My grandfather often forgot my name as Alzheimer’s took hold. He later mistook me for a boy and eventually failed to recognize me at all. I was only twelve at the time and very frightened and confused. Have your children -- Lexi (18), Troy (16) and Nathan (10) -- experienced similar emotionally challenging situations with their grandmother (who they call “JG”) and how have you helped them cope? How can fellow "grandchildren of Alzheimer's" learn from your children’s courage?
I’m so proud of my children and their love and tenderness they have shown in dealing with their grandma’s disease. My youngest has never known her without this thief of memories. While they have been gentle and kind, they have also been confused and frightened by my mother’s behaviors and lack of connection. Where is the loving fun JG? I’ve encouraged them to express their feelings and have tried to be honest with them. Each of them has found it helpful to write their feelings and share their emotions (at the Leeza’s Place Web site, for example). It’s part of what we do at Leeza’s Place for all ages whether it’s through scrap booking, support groups, journaling or memory television. The unspoken fears get way too much power if left unexpressed.
I remember being petrified of my grandfather when he erupted into sudden, loud and sometimes violent outbursts in the latter years of his struggle with Alzheimer's. He was so gentle and laid back before the disease. As a young child, I felt guilty for fearing my own grandfather. How can grandchildren (and fellow family members and caregivers) continue to express love and respect for those struggling with Alzheimer's when they're simultaneously feeling scared, confused or even threatened?

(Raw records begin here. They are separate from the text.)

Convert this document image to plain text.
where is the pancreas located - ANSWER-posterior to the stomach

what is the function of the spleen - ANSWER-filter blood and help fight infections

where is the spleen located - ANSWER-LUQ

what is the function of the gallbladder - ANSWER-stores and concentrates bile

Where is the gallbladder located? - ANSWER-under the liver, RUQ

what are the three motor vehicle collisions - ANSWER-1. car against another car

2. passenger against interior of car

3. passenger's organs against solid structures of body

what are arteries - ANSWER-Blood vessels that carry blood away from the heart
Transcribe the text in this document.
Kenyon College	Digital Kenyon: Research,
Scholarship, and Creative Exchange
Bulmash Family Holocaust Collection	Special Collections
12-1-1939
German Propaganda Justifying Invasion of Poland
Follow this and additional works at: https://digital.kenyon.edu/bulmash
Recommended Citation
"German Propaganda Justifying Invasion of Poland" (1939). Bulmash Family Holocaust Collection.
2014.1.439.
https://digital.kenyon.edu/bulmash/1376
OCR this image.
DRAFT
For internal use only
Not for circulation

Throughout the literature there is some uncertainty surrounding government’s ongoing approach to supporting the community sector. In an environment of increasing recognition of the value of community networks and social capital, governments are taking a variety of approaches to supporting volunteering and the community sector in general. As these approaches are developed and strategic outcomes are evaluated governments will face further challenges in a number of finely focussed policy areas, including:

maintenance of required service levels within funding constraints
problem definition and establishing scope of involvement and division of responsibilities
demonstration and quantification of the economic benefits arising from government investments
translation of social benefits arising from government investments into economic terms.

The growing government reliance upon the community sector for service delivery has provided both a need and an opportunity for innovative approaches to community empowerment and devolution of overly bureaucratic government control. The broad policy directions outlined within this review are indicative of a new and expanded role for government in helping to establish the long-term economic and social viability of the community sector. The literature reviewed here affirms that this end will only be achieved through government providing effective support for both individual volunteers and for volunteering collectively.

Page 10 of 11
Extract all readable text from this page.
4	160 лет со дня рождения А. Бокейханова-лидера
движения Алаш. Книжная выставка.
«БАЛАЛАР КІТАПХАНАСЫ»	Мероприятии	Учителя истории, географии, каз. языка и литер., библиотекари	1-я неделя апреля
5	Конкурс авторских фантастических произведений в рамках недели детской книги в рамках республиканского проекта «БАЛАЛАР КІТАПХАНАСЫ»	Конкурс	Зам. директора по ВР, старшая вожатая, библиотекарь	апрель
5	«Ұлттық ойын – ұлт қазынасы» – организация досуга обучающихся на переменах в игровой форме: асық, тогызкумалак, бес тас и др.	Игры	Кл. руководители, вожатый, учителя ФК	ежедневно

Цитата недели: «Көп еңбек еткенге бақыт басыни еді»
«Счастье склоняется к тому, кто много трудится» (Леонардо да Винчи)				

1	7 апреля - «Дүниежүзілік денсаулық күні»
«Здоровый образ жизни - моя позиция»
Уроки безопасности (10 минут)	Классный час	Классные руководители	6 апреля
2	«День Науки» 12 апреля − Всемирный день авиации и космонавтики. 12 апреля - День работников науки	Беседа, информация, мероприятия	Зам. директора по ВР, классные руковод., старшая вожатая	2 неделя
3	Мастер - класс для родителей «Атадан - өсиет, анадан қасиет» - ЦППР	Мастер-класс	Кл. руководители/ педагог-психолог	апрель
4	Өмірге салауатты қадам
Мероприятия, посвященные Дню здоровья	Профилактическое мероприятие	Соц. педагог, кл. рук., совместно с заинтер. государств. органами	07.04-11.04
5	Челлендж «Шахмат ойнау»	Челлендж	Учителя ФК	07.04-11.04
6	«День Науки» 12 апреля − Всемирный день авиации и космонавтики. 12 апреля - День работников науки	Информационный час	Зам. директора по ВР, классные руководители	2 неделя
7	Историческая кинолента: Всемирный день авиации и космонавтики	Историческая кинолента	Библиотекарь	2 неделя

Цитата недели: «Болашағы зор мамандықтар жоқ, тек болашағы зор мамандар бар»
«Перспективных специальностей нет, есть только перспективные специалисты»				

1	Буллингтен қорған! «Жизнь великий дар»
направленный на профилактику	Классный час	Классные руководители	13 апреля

My mother gave us so many gifts and so many effective shields to use during her decline. One of them was to tell us, “When I kick and scream and call you names, remember it’s the disease talking and not me.” And while before that I could never imagine my mother being cruel, uttering profanities and calling her children names, when those things occurred, I did have that buffer of her reminder. I think changes in behavior are the most difficult aspects of Alzheimer’s disease. I always tell my children that “love is love”; it transcends memory and a heart never forgets. But it’s incredibly difficult to stay in a loving, safe feeling place when there is a family member with Alzheimer’s disease, becoming aggressive, combative or even violent. When someone has something wrong with their physical body, we can emotionally adjust to that; we understand that something is broken. But when it’s a brain that is not working right and the person looks so normal, it’s hard to remember that they are not responsible for their actions and they can’t control their outbursts. Rule number one is to not take it personally. I think that young children should be monitored and caregivers should be very aware of what is age-appropriate for exposure to a person with Alzheimer’s disease because the behaviors can be so unpredictable.